Calcinosis cutis, the deposition of calcium within the skin, can occur with very high doses, and can cause unsightly hard lumps to develop, often erupting through the skin surface.
Hair loss and a failure of hair to regrow following clipping are also extremely common effects.
Steroids Cause Immune Suppression
As well as causing the death of certain white blood cells (lymphocytes), corticosteroids inhibit communication between the components of the immune system, making unwanted bacterial infections a common complication of treatment.
Dental and urinary tract infections are most commonly seen, and any pet receiving long-term steroid medication should have regular oral examinations to detect the early stages of periodontal disease and hence prevent tooth loss. Regular monitoring of the pet's urine is also recommended to detect urinary tract disease, which often exists without obvious signs.
Less Common Side Effects of Steroids
Can cause myocardial thickening (rare)
PLiver & Pancreas
Hepatic lipidosis, pancreatitis
Hepatic lipidosis, pancreatitis
Vomiting, diarrhea, ulceration
Vomiting, diarrhea, ulceration
Blood clots / stroke
Blood clots / stroke
Reducing the Need for Steroid Medication
The key to reducing all of these unwanted side effects is to reduce the dose of steroid being administered. Your veterinarian should be advocating complementary therapies for your pets primary problem in order to achieve this. These other therapies will vary depending on the specific problem being treated.
Almost all pets with autoimmune or allergic problems will benefit from Omega 3 fish oil supplementation (see above). These oils are powerful antiinflammatories, as well as providing some protection from adverse steroid effects.
When dealing with allergic skin disease, it is crucial that any concurrent bacterial and fungal infections are controlled with appropriate topical and systemic treatments. Malaseb is a very useful shampoo when managing the first presentation of skin disease or when skin flares up, while a protectant shampoo such as Allermyl should be used for maintenance washing.
Pets with digestive problems will usually benefit from dietary change, meticulous parasite control, probiotic treatments, and low-dose antibiotic treatment. While steroids will usually still be required, the dose will often be greatly reduced.

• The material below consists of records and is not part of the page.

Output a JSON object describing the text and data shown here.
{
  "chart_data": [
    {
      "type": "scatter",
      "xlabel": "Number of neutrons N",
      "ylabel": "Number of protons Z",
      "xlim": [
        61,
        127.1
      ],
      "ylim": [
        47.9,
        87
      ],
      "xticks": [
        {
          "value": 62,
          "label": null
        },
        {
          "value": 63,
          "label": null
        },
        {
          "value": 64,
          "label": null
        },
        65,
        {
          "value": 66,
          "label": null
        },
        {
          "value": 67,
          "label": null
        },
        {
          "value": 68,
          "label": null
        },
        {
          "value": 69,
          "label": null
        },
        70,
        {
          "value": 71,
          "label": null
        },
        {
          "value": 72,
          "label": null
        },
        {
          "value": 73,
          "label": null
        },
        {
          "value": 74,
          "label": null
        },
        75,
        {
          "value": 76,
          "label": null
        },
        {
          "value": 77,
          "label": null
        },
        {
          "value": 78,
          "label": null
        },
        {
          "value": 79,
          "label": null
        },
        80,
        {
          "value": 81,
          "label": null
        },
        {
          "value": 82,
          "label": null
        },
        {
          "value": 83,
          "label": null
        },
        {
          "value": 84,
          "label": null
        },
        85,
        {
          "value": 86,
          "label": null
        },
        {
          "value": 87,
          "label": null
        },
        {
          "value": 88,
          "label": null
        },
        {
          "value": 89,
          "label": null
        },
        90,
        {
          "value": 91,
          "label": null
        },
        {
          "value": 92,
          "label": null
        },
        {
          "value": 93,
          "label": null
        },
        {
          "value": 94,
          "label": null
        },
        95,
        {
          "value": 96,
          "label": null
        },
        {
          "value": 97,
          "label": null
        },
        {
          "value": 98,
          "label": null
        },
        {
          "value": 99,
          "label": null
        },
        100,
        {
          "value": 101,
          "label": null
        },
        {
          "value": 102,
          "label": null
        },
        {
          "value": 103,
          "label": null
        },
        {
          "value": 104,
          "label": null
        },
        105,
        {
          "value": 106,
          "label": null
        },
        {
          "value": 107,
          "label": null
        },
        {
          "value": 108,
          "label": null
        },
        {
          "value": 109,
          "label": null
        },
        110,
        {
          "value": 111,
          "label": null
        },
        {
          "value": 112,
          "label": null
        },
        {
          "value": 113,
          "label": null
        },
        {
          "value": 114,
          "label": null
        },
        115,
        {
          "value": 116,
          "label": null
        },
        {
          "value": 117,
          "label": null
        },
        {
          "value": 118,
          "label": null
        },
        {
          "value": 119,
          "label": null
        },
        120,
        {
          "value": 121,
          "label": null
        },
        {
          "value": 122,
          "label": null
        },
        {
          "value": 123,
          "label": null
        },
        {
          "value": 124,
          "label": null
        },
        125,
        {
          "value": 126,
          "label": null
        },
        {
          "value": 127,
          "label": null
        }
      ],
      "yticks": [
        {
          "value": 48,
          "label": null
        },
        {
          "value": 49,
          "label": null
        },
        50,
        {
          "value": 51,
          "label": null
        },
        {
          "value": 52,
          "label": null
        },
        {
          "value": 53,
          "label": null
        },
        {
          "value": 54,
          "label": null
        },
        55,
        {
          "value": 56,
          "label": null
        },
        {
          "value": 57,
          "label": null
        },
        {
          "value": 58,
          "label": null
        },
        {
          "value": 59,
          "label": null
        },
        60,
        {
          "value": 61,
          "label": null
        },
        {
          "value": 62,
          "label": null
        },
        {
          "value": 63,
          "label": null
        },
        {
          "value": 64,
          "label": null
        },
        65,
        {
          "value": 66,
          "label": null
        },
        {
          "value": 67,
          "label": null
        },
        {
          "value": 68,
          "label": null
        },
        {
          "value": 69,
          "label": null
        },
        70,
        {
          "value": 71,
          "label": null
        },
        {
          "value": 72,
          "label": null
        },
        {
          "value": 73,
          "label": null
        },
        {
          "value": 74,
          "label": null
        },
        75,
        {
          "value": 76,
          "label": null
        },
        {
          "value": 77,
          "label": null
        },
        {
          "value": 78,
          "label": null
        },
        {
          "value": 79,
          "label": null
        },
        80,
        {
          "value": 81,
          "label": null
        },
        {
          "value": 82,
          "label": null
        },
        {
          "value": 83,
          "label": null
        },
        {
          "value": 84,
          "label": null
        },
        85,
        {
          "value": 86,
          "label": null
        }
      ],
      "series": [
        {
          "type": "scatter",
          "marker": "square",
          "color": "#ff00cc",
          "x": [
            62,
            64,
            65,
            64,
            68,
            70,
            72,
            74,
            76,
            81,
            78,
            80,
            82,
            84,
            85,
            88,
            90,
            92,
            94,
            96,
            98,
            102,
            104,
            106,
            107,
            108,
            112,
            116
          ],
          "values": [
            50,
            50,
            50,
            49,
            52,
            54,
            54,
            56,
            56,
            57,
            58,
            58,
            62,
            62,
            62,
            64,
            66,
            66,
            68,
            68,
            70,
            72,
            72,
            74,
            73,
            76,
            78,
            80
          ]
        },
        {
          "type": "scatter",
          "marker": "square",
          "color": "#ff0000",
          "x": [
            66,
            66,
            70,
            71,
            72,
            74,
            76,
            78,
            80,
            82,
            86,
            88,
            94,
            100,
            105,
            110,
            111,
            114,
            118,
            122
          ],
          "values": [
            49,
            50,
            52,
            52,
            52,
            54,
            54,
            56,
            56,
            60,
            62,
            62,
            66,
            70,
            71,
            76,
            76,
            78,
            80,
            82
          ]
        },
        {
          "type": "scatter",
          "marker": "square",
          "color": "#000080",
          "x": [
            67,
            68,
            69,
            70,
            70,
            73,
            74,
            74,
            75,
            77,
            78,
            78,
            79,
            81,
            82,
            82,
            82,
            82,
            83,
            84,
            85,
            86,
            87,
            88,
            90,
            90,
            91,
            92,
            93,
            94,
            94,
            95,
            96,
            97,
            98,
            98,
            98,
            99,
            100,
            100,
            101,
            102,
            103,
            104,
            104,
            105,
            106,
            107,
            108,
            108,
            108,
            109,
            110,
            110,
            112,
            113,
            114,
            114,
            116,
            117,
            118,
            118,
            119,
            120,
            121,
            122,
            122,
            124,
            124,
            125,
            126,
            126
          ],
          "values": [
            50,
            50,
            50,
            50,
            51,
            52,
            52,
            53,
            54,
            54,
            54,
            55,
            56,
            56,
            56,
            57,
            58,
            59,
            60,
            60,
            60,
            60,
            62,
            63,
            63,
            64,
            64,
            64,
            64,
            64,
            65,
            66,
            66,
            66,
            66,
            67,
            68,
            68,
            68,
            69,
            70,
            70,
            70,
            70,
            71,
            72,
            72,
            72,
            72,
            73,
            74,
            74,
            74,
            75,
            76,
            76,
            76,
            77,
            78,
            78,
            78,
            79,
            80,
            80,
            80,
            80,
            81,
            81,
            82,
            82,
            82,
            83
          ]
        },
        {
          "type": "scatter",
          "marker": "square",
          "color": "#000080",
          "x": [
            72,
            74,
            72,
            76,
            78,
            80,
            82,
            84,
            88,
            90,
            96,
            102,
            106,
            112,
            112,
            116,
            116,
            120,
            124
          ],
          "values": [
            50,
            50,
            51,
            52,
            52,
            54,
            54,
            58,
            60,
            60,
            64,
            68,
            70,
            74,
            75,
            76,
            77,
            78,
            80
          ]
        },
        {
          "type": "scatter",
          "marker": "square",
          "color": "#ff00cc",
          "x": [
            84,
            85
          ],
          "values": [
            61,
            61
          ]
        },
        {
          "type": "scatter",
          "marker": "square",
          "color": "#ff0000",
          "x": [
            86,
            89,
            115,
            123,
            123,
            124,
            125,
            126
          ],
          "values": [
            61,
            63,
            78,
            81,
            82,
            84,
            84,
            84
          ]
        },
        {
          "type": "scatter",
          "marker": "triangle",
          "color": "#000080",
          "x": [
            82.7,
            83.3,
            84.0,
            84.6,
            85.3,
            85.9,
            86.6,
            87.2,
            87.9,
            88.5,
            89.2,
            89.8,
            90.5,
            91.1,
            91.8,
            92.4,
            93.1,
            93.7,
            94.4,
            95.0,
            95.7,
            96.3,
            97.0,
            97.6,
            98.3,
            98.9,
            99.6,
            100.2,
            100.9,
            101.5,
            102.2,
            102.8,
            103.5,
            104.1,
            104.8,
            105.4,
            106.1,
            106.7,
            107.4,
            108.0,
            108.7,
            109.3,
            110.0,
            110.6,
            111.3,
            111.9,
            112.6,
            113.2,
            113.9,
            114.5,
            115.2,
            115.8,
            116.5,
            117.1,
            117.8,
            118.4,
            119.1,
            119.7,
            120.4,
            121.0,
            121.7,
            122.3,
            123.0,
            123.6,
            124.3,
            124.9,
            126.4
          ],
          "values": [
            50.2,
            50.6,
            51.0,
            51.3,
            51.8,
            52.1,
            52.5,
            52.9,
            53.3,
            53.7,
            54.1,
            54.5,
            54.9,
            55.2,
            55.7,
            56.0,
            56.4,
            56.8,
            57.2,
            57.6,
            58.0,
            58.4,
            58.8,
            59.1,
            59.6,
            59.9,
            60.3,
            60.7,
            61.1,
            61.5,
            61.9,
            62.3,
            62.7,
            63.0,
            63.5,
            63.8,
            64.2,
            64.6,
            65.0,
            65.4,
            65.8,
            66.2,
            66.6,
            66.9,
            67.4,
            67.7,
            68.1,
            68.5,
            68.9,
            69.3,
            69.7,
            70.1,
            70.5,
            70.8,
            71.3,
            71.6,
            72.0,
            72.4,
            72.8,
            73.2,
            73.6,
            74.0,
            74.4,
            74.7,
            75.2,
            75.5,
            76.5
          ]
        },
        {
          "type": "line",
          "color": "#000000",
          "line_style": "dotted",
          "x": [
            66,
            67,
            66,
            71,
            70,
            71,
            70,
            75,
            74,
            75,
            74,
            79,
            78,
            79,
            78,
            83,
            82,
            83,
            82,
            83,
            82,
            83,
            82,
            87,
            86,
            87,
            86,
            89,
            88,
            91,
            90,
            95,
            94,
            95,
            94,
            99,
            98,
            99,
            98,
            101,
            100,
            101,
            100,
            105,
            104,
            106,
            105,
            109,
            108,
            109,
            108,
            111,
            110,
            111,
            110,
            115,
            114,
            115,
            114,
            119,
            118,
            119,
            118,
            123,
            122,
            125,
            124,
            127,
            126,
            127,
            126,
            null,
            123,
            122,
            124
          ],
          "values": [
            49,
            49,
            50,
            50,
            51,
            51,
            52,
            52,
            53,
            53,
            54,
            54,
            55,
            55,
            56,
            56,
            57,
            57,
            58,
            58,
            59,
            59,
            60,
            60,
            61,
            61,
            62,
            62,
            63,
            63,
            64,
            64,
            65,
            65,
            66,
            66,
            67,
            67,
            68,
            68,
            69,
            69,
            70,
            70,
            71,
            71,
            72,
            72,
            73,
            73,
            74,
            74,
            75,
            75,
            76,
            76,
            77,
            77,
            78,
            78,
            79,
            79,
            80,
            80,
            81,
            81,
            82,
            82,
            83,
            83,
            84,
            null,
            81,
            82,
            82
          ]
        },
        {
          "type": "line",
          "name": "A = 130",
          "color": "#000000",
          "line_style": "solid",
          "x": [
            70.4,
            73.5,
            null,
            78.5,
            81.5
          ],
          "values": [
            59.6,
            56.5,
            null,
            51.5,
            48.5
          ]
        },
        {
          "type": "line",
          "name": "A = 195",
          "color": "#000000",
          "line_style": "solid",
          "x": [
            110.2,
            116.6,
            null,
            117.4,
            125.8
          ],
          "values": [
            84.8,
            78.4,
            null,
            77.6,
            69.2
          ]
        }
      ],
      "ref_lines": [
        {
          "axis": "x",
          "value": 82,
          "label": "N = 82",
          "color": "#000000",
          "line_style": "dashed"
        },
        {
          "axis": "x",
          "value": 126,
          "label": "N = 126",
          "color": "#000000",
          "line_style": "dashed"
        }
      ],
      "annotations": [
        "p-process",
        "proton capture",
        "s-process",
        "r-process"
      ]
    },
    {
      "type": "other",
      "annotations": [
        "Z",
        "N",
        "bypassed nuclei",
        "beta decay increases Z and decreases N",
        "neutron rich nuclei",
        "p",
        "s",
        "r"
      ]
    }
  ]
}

Finally, one should be aware that steroids need not be used in isolation for treating any of these ailments. While prednisone and prednisolone will usually be the first-line treatments, other drugs such as oclacitinib, ciclosporine and azathioprine can often be used in combination to reduce side effects.
As a veterinarian, I can say without doubt that countless animals would lead poorer lives without the availability of steroid medication for the treatment of many common conditions. However, there is much scope on the parts of both veterinary surgeons and owners to exercise greater care in their use and to explore alternative treatment options in order to minimise potentially harmful side effects.
This article is accurate and true to the best of the author’s knowledge. It is not meant to substitute for diagnosis, prognosis, treatment, prescription, or formal and individualized advice from a veterinary medical professional. Animals exhibiting signs and symptoms of distress should be seen by a veterinarian immediately.